No i jak zerknełam na orientacyjne ceny w necie to... Może jednak da się nie 250 zł za pół godzinną konsultację?... D:
Szukaj Poradni Leczenia Uzależnień na fundusz. Jako osoba wspołuzależniona lub DDA masz tam wizyty u psychiatry i psychologa za darmo.
Bo uważam że 250 za półgodzinną wizytę w prywatnej poradni to tanio. 50 zwykle się płaci właścicielowi budynku, poradni, gabinetu za wynajem, pracę. Z tej ceny masz drugie 50 podatku. I lekarz dostaje na rękę 150. Za pół godziny konsultacji.  Nie wiem gdzie chcesz znaleźć taniej. ( Chyba że któryś przyjmuje w gabinecie w domu- wtedy nie płaci haraczu i może brać mniej)
Okulista za 10 minut wizyty tyle bierze.
smartini   fb & insta: dokłaczone
04 lipca 2019 07:09
tunrida, dzięki, poszukam 😉
I broń boże nie uważam, że to drogo, raczej po prostu na ten moment za wielu wizyt w takich cenach bym nie ogarnęła 😉
W tyn roku pisalam maturę. Same egzaminy nie byly jakos bardzo stresujace (no po za napadem paniki przed egzamjnen ustnym z Polskiego) ale ogolnie jakos tak na lajcie.
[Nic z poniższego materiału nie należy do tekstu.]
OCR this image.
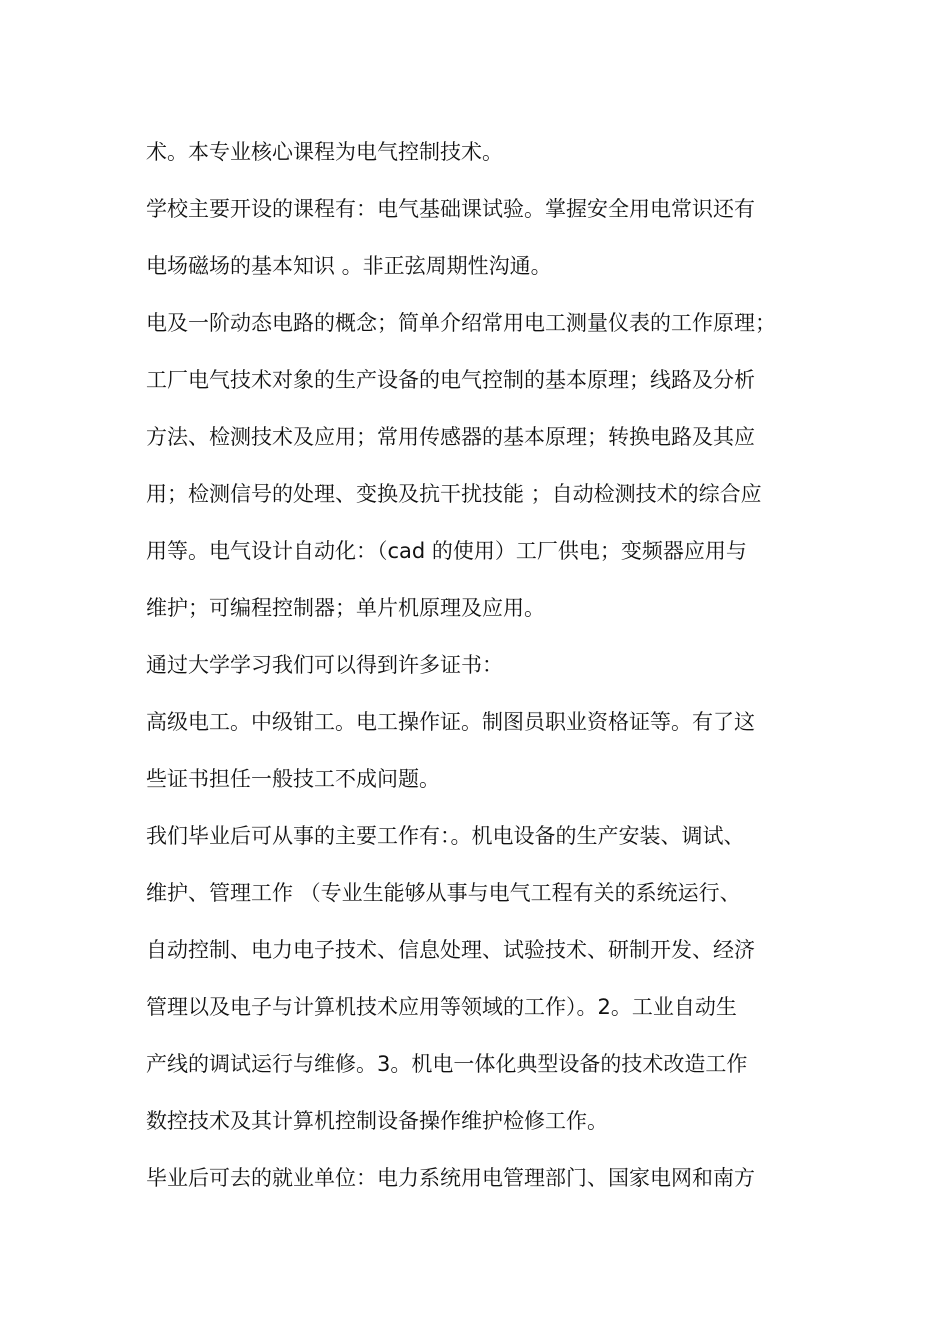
术。本专业核心课程为电气控制技术。
学校主要开设的课程有：电气基础课试验。掌握安全用电常识还有
电场磁场的基本知识 。非正弦周期性沟通。
电及一阶动态电路的概念；简单介绍常用电工测量仪表的工作原理；
工厂电气技术对象的生产设备的电气控制的基本原理；线路及分析
方法、检测技术及应用；常用传感器的基本原理；转换电路及其应
用；检测信号的处理、变换及抗干扰技能 ；自动检测技术的综合应
用等。电气设计自动化：（cad 的使用）工厂供电；变频器应用与
维护；可编程控制器；单片机原理及应用。
通过大学学习我们可以得到许多证书：
高级电工。中级钳工。电工操作证。制图员职业资格证等。有了这
些证书担任一般技工不成问题。
我们毕业后可从事的主要工作有：。机电设备的生产安装、调试、
维护、管理工作 （专业生能够从事与电气工程有关的系统运行、
自动控制、电力电子技术、信息处理、试验技术、研制开发、经济
管理以及电子与计算机技术应用等领域的工作）。2。工业自动生
产线的调试运行与维修。3。机电一体化典型设备的技术改造工作
数控技术及其计算机控制设备操作维护检修工作。
毕业后可去的就业单位：电力系统用电管理部门、国家电网和南方
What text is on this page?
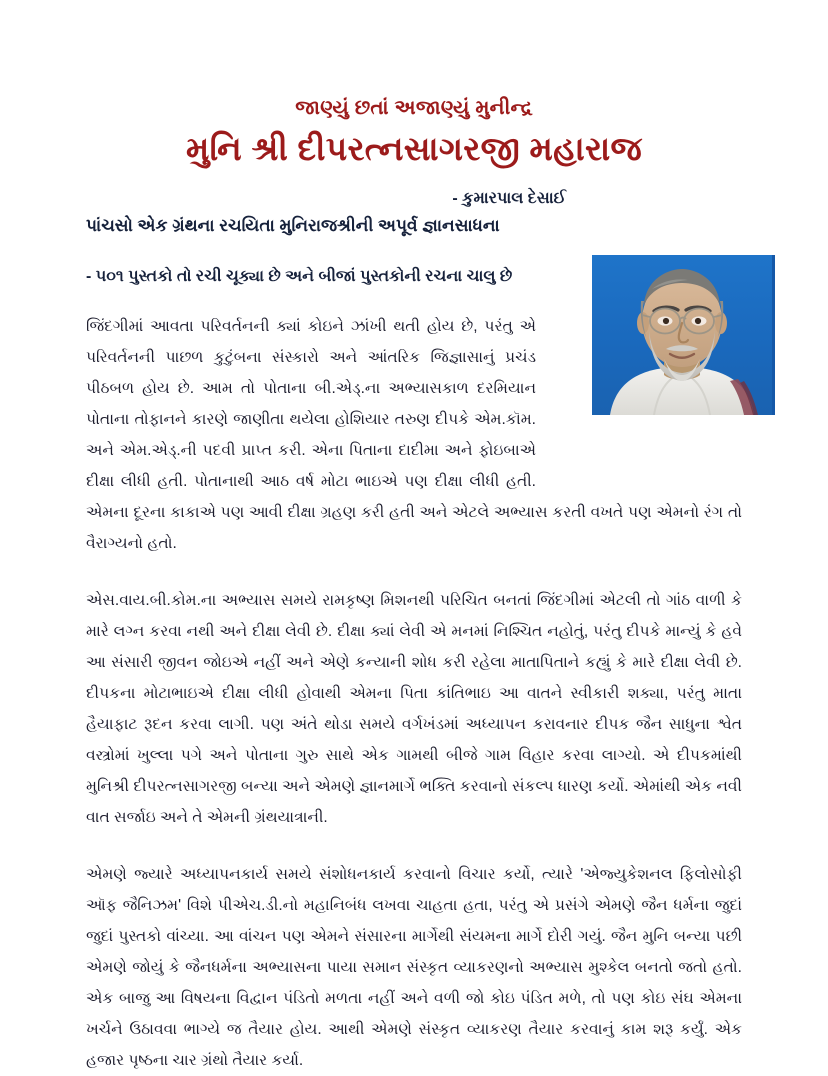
જાણ્યું છતાં અજાણ્યું મુનીન્દ્ર

મુનિ શ્રી દીપરત્નસાગરજી મહારાજ
- કુમારપાલ દેસાઈ

પાંચસો એક ગ્રંથના રચયિતા મુનિરાજશ્રીની અપૂર્વ જ્ઞાનસાધના

- ૫૦૧ પુસ્તકો તો રચી ચૂક્યા છે અને બીજાં પુસ્તકોની રચના ચાલુ છે

જિંદગીમાં આવતા પરિવર્તનની ક્યાં કોઇને ઝાંખી થતી હોય છે, પરંતુ એ પરિવર્તનની પાછળ કુટુંબના સંસ્કારો અને આંતરિક જિજ્ઞાસાનું પ્રચંડ પીઠબળ હોય છે. આમ તો પોતાના બી.એડ્.ના અભ્યાસકાળ દરમિયાન પોતાના તોફાનને કારણે જાણીતા થયેલા હોશિયાર તરુણ દીપકે એમ.કૉમ. અને એમ.એડ્.ની પદવી પ્રાપ્ત કરી. એના પિતાના દાદીમા અને ફોઇબાએ દીક્ષા લીધી હતી. પોતાનાથી આઠ વર્ષ મોટા ભાઇએ પણ દીક્ષા લીધી હતી. એમના દૂરના કાકાએ પણ આવી દીક્ષા ગ્રહણ કરી હતી અને એટલે અભ્યાસ કરતી વખતે પણ એમનો રંગ તો વૈરાગ્યનો હતો.

એસ.વાય.બી.કોમ.ના અભ્યાસ સમયે રામકૃષ્ણ મિશનથી પરિચિત બનતાં જિંદગીમાં એટલી તો ગાંઠ વાળી કે મારે લગ્ન કરવા નથી અને દીક્ષા લેવી છે. દીક્ષા ક્યાં લેવી એ મનમાં નિશ્ચિત નહોતું, પરંતુ દીપકે માન્યું કે હવે આ સંસારી જીવન જોઇએ નહીં અને એણે કન્યાની શોધ કરી રહેલા માતાપિતાને કહ્યું કે મારે દીક્ષા લેવી છે. દીપકના મોટાભાઇએ દીક્ષા લીધી હોવાથી એમના પિતા કાંતિભાઇ આ વાતને સ્વીકારી શક્યા, પરંતુ માતા હૈયાફાટ રૂદન કરવા લાગી. પણ અંતે થોડા સમયે વર્ગખંડમાં અધ્યાપન કરાવનાર દીપક જૈન સાધુના શ્વેત વસ્ત્રોમાં ખુલ્લા પગે અને પોતાના ગુરુ સાથે એક ગામથી બીજે ગામ વિહાર કરવા લાગ્યો. એ દીપકમાંથી મુનિશ્રી દીપરત્નસાગરજી બન્યા અને એમણે જ્ઞાનમાર્ગે ભક્તિ કરવાનો સંકલ્પ ધારણ કર્યો. એમાંથી એક નવી વાત સર્જાઇ અને તે એમની ગ્રંથયાત્રાની.

એમણે જ્યારે અધ્યાપનકાર્ય સમયે સંશોધનકાર્ય કરવાનો વિચાર કર્યો, ત્યારે 'એજ્યુકેશનલ ફિલોસોફી ઑફ જૈનિઝમ' વિશે પીએચ.ડી.નો મહાનિબંધ લખવા ચાહતા હતા, પરંતુ એ પ્રસંગે એમણે જૈન ધર્મના જુદાં જુદાં પુસ્તકો વાંચ્યા. આ વાંચન પણ એમને સંસારના માર્ગેથી સંયમના માર્ગે દોરી ગયું. જૈન મુનિ બન્યા પછી એમણે જોયું કે જૈનધર્મના અભ્યાસના પાયા સમાન સંસ્કૃત વ્યાકરણનો અભ્યાસ મુશ્કેલ બનતો જતો હતો. એક બાજુ આ વિષયના વિદ્વાન પંડિતો મળતા નહીં અને વળી જો કોઇ પંડિત મળે, તો પણ કોઇ સંઘ એમના ખર્ચને ઉઠાવવા ભાગ્યે જ તૈયાર હોય. આથી એમણે સંસ્કૃત વ્યાકરણ તૈયાર કરવાનું કામ શરૂ કર્યું. એક હજાર પૃષ્ઠના ચાર ગ્રંથો તૈયાર કર્યા.
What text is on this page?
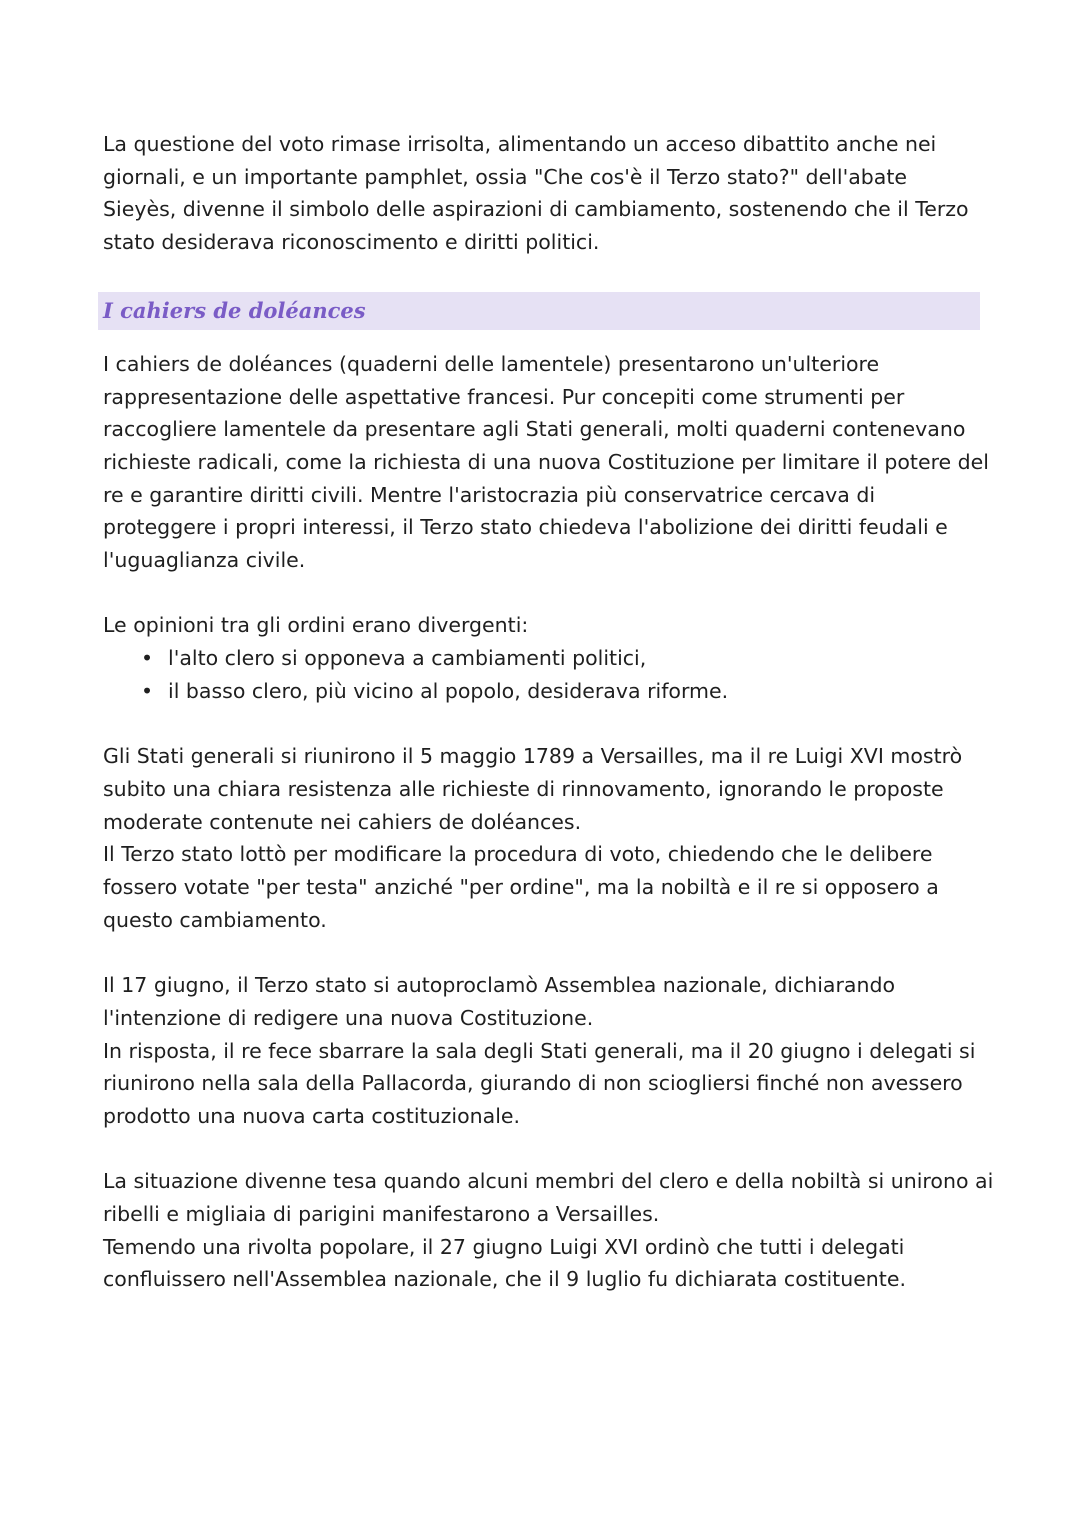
I cahiers de doléances

La questione del voto rimase irrisolta, alimentando un acceso dibattito anche nei
giornali, e un importante pamphlet, ossia "Che cos'è il Terzo stato?" dell'abate
Sieyès, divenne il simbolo delle aspirazioni di cambiamento, sostenendo che il Terzo
stato desiderava riconoscimento e diritti politici.

I cahiers de doléances (quaderni delle lamentele) presentarono un'ulteriore
rappresentazione delle aspettative francesi. Pur concepiti come strumenti per
raccogliere lamentele da presentare agli Stati generali, molti quaderni contenevano
richieste radicali, come la richiesta di una nuova Costituzione per limitare il potere del
re e garantire diritti civili. Mentre l'aristocrazia più conservatrice cercava di
proteggere i propri interessi, il Terzo stato chiedeva l'abolizione dei diritti feudali e
l'uguaglianza civile.

Le opinioni tra gli ordini erano divergenti:

• l'alto clero si opponeva a cambiamenti politici,
• il basso clero, più vicino al popolo, desiderava riforme.

Gli Stati generali si riunirono il 5 maggio 1789 a Versailles, ma il re Luigi XVI mostrò
subito una chiara resistenza alle richieste di rinnovamento, ignorando le proposte
moderate contenute nei cahiers de doléances.
Il Terzo stato lottò per modificare la procedura di voto, chiedendo che le delibere
fossero votate "per testa" anziché "per ordine", ma la nobiltà e il re si opposero a
questo cambiamento.

Il 17 giugno, il Terzo stato si autoproclamò Assemblea nazionale, dichiarando
l'intenzione di redigere una nuova Costituzione.
In risposta, il re fece sbarrare la sala degli Stati generali, ma il 20 giugno i delegati si
riunirono nella sala della Pallacorda, giurando di non sciogliersi finché non avessero
prodotto una nuova carta costituzionale.

La situazione divenne tesa quando alcuni membri del clero e della nobiltà si unirono ai
ribelli e migliaia di parigini manifestarono a Versailles.
Temendo una rivolta popolare, il 27 giugno Luigi XVI ordinò che tutti i delegati
confluissero nell'Assemblea nazionale, che il 9 luglio fu dichiarata costituente.
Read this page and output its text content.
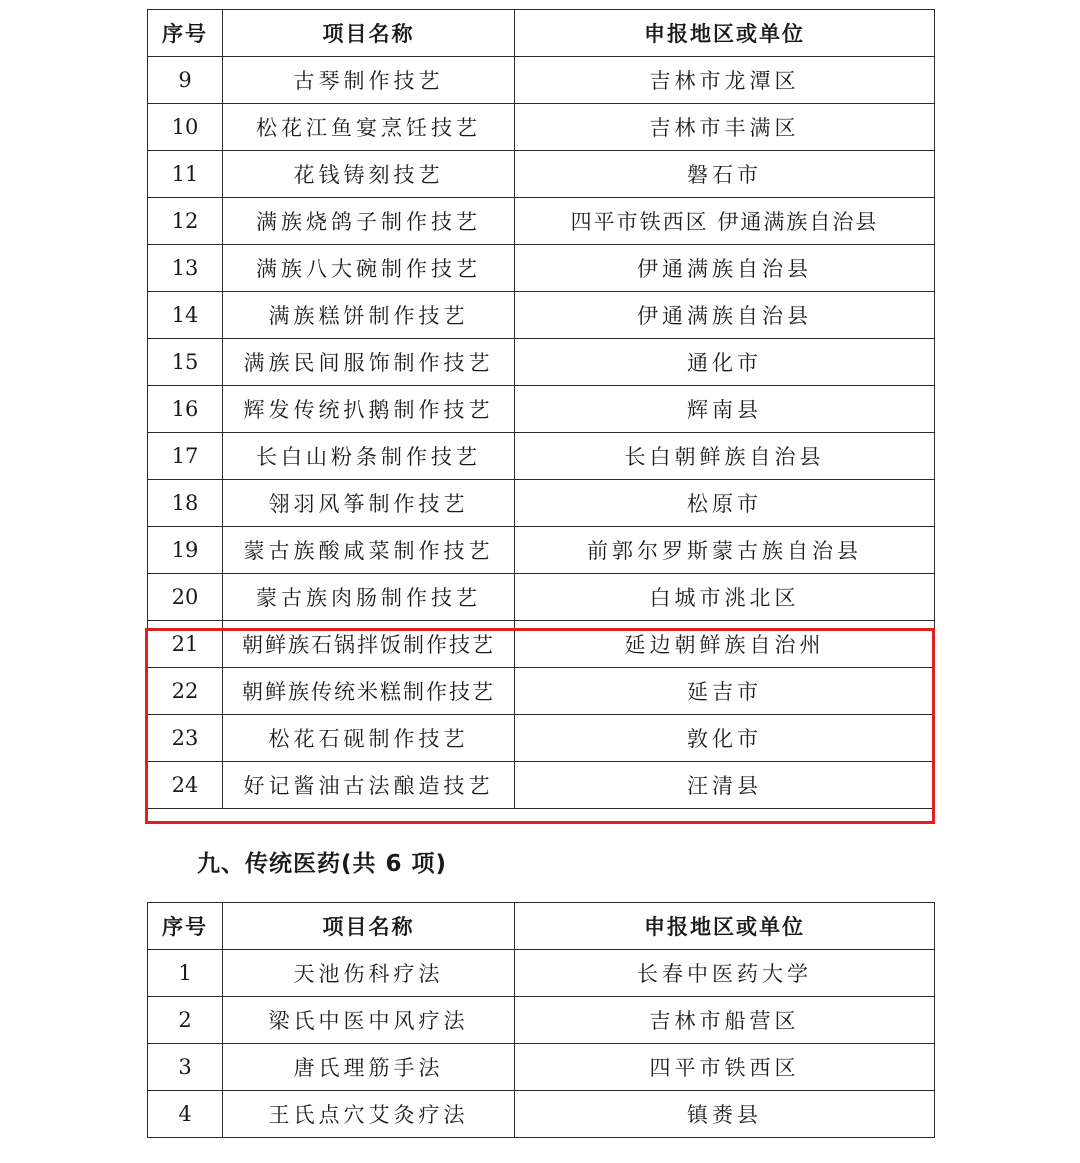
序号	项目名称	申报地区或单位
9	古琴制作技艺	吉林市龙潭区
10	松花江鱼宴烹饪技艺	吉林市丰满区
11	花钱铸刻技艺	磐石市
12	满族烧鸽子制作技艺	四平市铁西区 伊通满族自治县
13	满族八大碗制作技艺	伊通满族自治县
14	满族糕饼制作技艺	伊通满族自治县
15	满族民间服饰制作技艺	通化市
16	辉发传统扒鹅制作技艺	辉南县
17	长白山粉条制作技艺	长白朝鲜族自治县
18	翎羽风筝制作技艺	松原市
19	蒙古族酸咸菜制作技艺	前郭尔罗斯蒙古族自治县
20	蒙古族肉肠制作技艺	白城市洮北区
21	朝鲜族石锅拌饭制作技艺	延边朝鲜族自治州
22	朝鲜族传统米糕制作技艺	延吉市
23	松花石砚制作技艺	敦化市
24	好记酱油古法酿造技艺	汪清县
九、传统医药(共 6 项)
序号	项目名称	申报地区或单位
1	天池伤科疗法	长春中医药大学
2	梁氏中医中风疗法	吉林市船营区
3	唐氏理筋手法	四平市铁西区
4	王氏点穴艾灸疗法	镇赉县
Przed maturami tez jakos nie czulam stresu. Dzis sprawdzilam wyniki... zabraklo mi jednego punktu z matematyki  🤦 wiadomo jestem zla, i troche mi przykor z tego powodu, ale lapie mnie panika przed tym, ze musze jeszcze raz podejść do egzaminu. Rozumiem gdybym za pierwszym razem byla jakas mega zestresowana, ale nie bylam! Jak tylko mysle, ze znow bede musiala to pisac to trzęsą mi sie ręce i najchetniej bym usiadla w kącie i ryczała...  🤦
Na blizny Cepan i... polecam osobiście olejek TAMANU- do kupienia w sklepach z półproduktami kosmetycznymi. Mi się najbardziej podobał z firmy Calaya- gęsty, kolor i zapach intensywne. Nie jakieś tanie, rozcieńczone g*wno.
Oczywiście, jak to w przypadku produktu naturalnego- trzeba regularności i wytrwałości. Za to na świeże obrażenia- REMEDIUM!  😍 Przyśpiesza gojenie, nic się nie paprze i blizny są mniejsze.  Nawet opryszczka jakaś pokorniejsza przy stosowania tego śmierdzielka. W czystej postaci jest naprawdę silny, wręcz silnie suszy, dlatego robię sobie z niego maść- łącząc z lanoliną.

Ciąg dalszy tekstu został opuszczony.